On that account, bullish investors should step away and take a better look. Macro cryptocurrencies are struggling to gain interest from retail and institutional investors. Any significant drop in Bitcoin’s price will highly impact the financial incentive for yield farming. In the end, yield farming is basically DeFi and when it dies, DeFi dies as well.

Data from DeFi Pulse shows that investors locked around $8.48 billion in collateral. On Sep 1, a $2000 Bitcoin move down resulted in DeFi losing almost $3 billion assets. Effectively, a -16.6% move on Bitcoin resulted in a -29.17% decrease in DeFi collateral. You can guess how the decentralized ecosystem stands to lose if Bitcoin were to fall to $9000 or even $7000.
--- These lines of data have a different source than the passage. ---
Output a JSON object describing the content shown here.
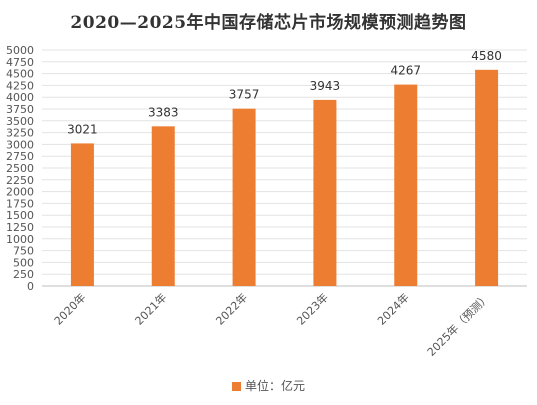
{
  "chart_data": {
    "type": "bar",
    "title": "2020—2025年中国存储芯片市场规模预测趋势图",
    "categories": [
      "2020年",
      "2021年",
      "2022年",
      "2023年",
      "2024年",
      "2025年（预测）"
    ],
    "series": [
      {
        "name": "单位：亿元",
        "values": [
          3021,
          3383,
          3757,
          3943,
          4267,
          4580
        ]
      }
    ],
    "ylim": [
      0,
      5000
    ],
    "yticks": [
      0,
      250,
      500,
      750,
      1000,
      1250,
      1500,
      1750,
      2000,
      2250,
      2500,
      2750,
      3000,
      3250,
      3500,
      3750,
      4000,
      4250,
      4500,
      4750,
      5000
    ],
    "ytick_labels": [
      "0",
      "250",
      "500",
      "750",
      "1000",
      "1250",
      "1500",
      "1750",
      "2000",
      "2250",
      "2500",
      "2750",
      "3000",
      "3250",
      "3500",
      "3750",
      "4000",
      "4250",
      "4500",
      "4750",
      "5000"
    ],
    "grid": true,
    "legend_position": "bottom",
    "bar_color": "#ED7D31"
  }
}
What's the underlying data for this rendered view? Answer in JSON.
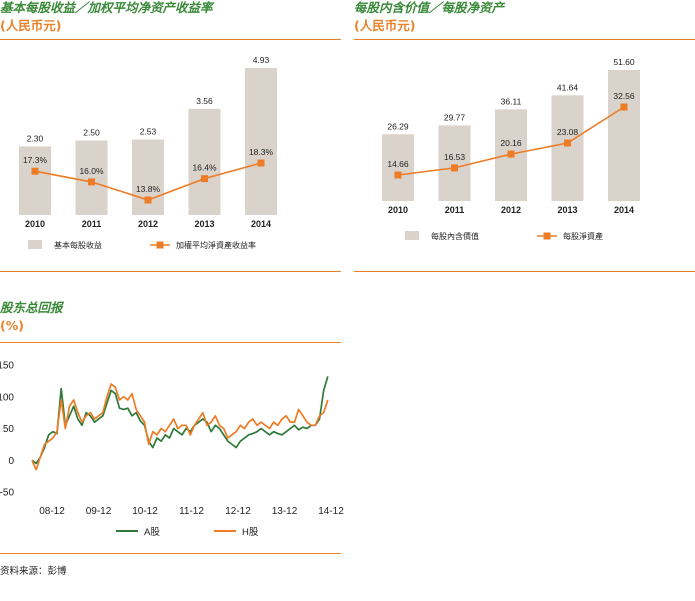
{
  "panels": {
    "p1": {
      "title": "基本每股收益／加权平均净资产收益率",
      "unit": "(人民币元)"
    },
    "p2": {
      "title": "每股内含价值／每股净资产",
      "unit": "(人民币元)"
    },
    "p3": {
      "title": "股东总回报",
      "unit": "(%)"
    }
  },
  "source": "资料来源：彭博",
  "colors": {
    "bar": "#d9d3cb",
    "accent": "#ee7b25",
    "green": "#3a8a3a",
    "a_share": "#2e7a3a",
    "h_share": "#ee7b25",
    "rule": "#e8822a",
    "axis": "#555555"
  },
  "chart_data": [
    {
      "type": "bar",
      "categories": [
        "2010",
        "2011",
        "2012",
        "2013",
        "2014"
      ],
      "series": [
        {
          "name": "基本每股收益",
          "kind": "bar",
          "values": [
            2.3,
            2.5,
            2.53,
            3.56,
            4.93
          ],
          "labels": [
            "2.30",
            "2.50",
            "2.53",
            "3.56",
            "4.93"
          ]
        },
        {
          "name": "加權平均淨資產收益率",
          "kind": "line",
          "values": [
            17.3,
            16.0,
            13.8,
            16.4,
            18.3
          ],
          "labels": [
            "17.3%",
            "16.0%",
            "13.8%",
            "16.4%",
            "18.3%"
          ]
        }
      ],
      "legend": [
        "基本每股收益",
        "加權平均淨資產收益率"
      ]
    },
    {
      "type": "bar",
      "categories": [
        "2010",
        "2011",
        "2012",
        "2013",
        "2014"
      ],
      "series": [
        {
          "name": "每股內含價值",
          "kind": "bar",
          "values": [
            26.29,
            29.77,
            36.11,
            41.64,
            51.6
          ],
          "labels": [
            "26.29",
            "29.77",
            "36.11",
            "41.64",
            "51.60"
          ]
        },
        {
          "name": "每股淨資產",
          "kind": "line",
          "values": [
            14.66,
            16.53,
            20.16,
            23.08,
            32.56
          ],
          "labels": [
            "14.66",
            "16.53",
            "20.16",
            "23.08",
            "32.56"
          ]
        }
      ],
      "legend": [
        "每股內含價值",
        "每股淨資產"
      ]
    },
    {
      "type": "line",
      "x_ticks": [
        "08-12",
        "09-12",
        "10-12",
        "11-12",
        "12-12",
        "13-12",
        "14-12"
      ],
      "y_ticks": [
        "150",
        "100",
        "50",
        "0",
        "-50"
      ],
      "ylim": [
        -50,
        150
      ],
      "xlim": [
        0,
        72
      ],
      "series": [
        {
          "name": "A股",
          "x": [
            0,
            1,
            2,
            3,
            4,
            5,
            6,
            7,
            8,
            9,
            10,
            11,
            12,
            13,
            14,
            15,
            16,
            17,
            18,
            19,
            20,
            21,
            22,
            23,
            24,
            25,
            26,
            27,
            28,
            29,
            30,
            31,
            32,
            33,
            34,
            35,
            36,
            37,
            38,
            39,
            40,
            41,
            42,
            43,
            44,
            45,
            46,
            47,
            48,
            49,
            50,
            51,
            52,
            53,
            54,
            55,
            56,
            57,
            58,
            59,
            60,
            61,
            62,
            63,
            64,
            65,
            66,
            67,
            68,
            69,
            70,
            71
          ],
          "values": [
            0,
            -5,
            5,
            20,
            40,
            45,
            42,
            113,
            55,
            70,
            85,
            65,
            55,
            75,
            70,
            60,
            65,
            70,
            90,
            110,
            105,
            82,
            80,
            82,
            70,
            75,
            62,
            55,
            30,
            20,
            35,
            30,
            40,
            35,
            50,
            45,
            40,
            50,
            45,
            55,
            60,
            65,
            60,
            45,
            55,
            50,
            40,
            30,
            25,
            20,
            30,
            35,
            40,
            42,
            45,
            50,
            45,
            40,
            45,
            42,
            40,
            45,
            50,
            55,
            48,
            52,
            50,
            55,
            55,
            65,
            110,
            132
          ]
        },
        {
          "name": "H股",
          "x": [
            0,
            1,
            2,
            3,
            4,
            5,
            6,
            7,
            8,
            9,
            10,
            11,
            12,
            13,
            14,
            15,
            16,
            17,
            18,
            19,
            20,
            21,
            22,
            23,
            24,
            25,
            26,
            27,
            28,
            29,
            30,
            31,
            32,
            33,
            34,
            35,
            36,
            37,
            38,
            39,
            40,
            41,
            42,
            43,
            44,
            45,
            46,
            47,
            48,
            49,
            50,
            51,
            52,
            53,
            54,
            55,
            56,
            57,
            58,
            59,
            60,
            61,
            62,
            63,
            64,
            65,
            66,
            67,
            68,
            69,
            70,
            71
          ],
          "values": [
            0,
            -15,
            5,
            25,
            30,
            35,
            45,
            95,
            50,
            85,
            95,
            75,
            60,
            70,
            75,
            65,
            70,
            75,
            100,
            120,
            115,
            95,
            100,
            95,
            105,
            80,
            70,
            60,
            25,
            45,
            40,
            50,
            45,
            55,
            65,
            50,
            55,
            55,
            40,
            55,
            65,
            75,
            55,
            60,
            70,
            55,
            50,
            35,
            40,
            45,
            55,
            50,
            60,
            65,
            55,
            60,
            55,
            50,
            60,
            55,
            65,
            70,
            60,
            60,
            80,
            70,
            60,
            55,
            55,
            70,
            75,
            95
          ]
        }
      ]
    }
  ]
}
Steer your focus away from crypto

The situation may or may not seem bearish for cryptocurrencies. However, we need to remind ourselves that there is much more happening outside our digital finance ecosystem. Outside, the world battles with a global pandemic, political division in the U.S. along with violent protests, record-high debt, and unemployment. To put a cherry on the top, we also have a potential market bubble with a high risk of global warfare due to increasing geopolitical tensions between the U.S. and China.

All in all, the global situation definitely does not spell ‘buy’ for investors. The macro outlook is very severe and can have a significant impact not only on our investments but on our job prospects as well. Markets fare best during stability and 2020 certainly is not known for being stable.